The next time you hear of a “consensus” as a defense of a point of view held among professors and scientists, it would suit you well to start asking questions.  I find it suspicious that an appeal to consensus be made to convince someone of your view.  Truth is not determined by taking a vote.  Rather it is by an open evaluation of all the evidence in an effort to reach the conclusion which best fits the evidence, not which best fits your philosophy.  A practice which Rorty and Lewontin admit academia does not partake.  The scientific and academic communities have been indoctrinating youth for a certain worldview, forcing conclusions based not on evidence, but ideology.

Comments

  1. I agree with John Barron Jr. Science and religion should have more discussion between each other. It is elitistic to claim science does not have to discus things in religious terms, because so many people understand reality around them through religious concepts. Science should be not only for its own sake but also for the people. There are of course, not only scientists who would not have this discussion, but religious people also. Most religions are built on mystical consepts and often science has a way of rupturing that mysticism. This also means that religious feelings are often hurt when the mystical part of religion is examined through scientific methods. Science is not only about the physical world, there are sciences that examine human behaviour like religion studies, where the religious part of human behaviour is examined and a neutral wiev of different religions is formed. It is reassuaring that major consepts of those studies are formed around the knowledge of the researchers point of wiev, wether he/she is studying the phenomenon from “inside” or from “outside”.

    Science and religion have a common history in many ways. Many of the consepts that the greek philosphers left to us, were in fact result of the work and findings of the priests or mages of the great cultures of the Mesopotamia and Egypt. In western world the universities have grown within church, and scientific research was originally only part of the studies of future clergy and their teachers. Theology is seen as a science of sorts just because of this historical connection, even though it has a completely different starting point to all other sciences. When other sciences research that wich is not known, theology researches that wich is known and the results should only point all that to be true what was held true before the theological research even begun.

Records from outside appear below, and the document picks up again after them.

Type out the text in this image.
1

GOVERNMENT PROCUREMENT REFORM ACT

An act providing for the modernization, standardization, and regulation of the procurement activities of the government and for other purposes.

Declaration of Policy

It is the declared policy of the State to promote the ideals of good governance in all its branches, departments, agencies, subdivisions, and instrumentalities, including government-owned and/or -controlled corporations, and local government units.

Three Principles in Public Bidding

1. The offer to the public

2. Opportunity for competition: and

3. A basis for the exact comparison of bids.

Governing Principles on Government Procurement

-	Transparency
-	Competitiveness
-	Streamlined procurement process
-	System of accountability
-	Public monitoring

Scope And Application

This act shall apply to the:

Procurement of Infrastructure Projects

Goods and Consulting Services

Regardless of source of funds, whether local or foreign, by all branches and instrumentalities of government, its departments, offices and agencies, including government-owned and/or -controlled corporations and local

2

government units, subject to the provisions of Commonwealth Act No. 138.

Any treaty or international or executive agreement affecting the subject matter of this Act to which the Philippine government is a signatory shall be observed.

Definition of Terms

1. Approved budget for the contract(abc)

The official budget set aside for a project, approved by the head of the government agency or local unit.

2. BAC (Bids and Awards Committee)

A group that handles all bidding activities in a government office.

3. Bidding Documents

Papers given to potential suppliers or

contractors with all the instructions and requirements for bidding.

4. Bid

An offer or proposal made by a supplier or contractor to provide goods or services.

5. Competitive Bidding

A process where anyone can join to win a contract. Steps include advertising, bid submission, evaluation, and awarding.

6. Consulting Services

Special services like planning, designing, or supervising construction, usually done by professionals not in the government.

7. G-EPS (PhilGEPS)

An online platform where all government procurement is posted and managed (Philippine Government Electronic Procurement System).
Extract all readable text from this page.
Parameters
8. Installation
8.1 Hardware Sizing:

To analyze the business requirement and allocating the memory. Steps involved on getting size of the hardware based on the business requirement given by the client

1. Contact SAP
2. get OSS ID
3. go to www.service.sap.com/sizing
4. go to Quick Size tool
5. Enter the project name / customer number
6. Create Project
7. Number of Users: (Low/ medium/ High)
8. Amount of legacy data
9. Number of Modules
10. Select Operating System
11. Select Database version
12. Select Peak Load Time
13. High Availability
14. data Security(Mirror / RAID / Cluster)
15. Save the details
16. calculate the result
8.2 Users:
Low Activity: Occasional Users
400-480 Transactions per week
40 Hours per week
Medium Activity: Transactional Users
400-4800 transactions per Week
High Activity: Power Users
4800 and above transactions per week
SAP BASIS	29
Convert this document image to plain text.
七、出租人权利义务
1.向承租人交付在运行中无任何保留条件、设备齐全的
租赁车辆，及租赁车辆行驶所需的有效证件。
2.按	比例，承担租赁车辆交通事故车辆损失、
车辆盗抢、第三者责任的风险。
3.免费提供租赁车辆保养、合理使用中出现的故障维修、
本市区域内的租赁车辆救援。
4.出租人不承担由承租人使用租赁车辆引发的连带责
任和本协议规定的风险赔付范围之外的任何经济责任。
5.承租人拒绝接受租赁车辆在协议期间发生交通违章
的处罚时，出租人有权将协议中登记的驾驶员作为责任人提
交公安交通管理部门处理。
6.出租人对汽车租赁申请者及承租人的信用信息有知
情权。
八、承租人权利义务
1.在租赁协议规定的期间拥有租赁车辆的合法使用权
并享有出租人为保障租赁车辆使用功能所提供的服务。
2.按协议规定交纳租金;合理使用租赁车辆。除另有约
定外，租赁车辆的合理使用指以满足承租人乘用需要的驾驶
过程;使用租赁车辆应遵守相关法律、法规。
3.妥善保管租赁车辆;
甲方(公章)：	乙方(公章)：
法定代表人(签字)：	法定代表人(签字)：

    It was long before the theorization of evolution that the religion and science had their first clashes. The reasons are obvious. Religions start from the point where they give an infallible explanation, while it is inherent to science that even the best proven ideas in science are called theories. Religions are systems designed to explain everything and science is not. So when science finds out something new, which may be a complete surprice to the scientist himself, the authority of religious leadership may be in jeopardy, if that new discovery is in contradiction to the previous “infallible” religious explanation of the world. This was so with Columbus whose re-discovery of the shape of the world did not please the clergy of his time. This was also the case with Darwin, who had no agenda to attack religion, but whose discoveries are still seen threatening the religious world wiev. Yet, most people who belong as members to some religious groups in the world do not find neither Darwin or Columbus as threatening in any way. Sometimes scientific explanations are hard to grasp without the necessary education, but scientists should make the effort, because religious leadership has usually a wery strong propaganda machinery at their disposal.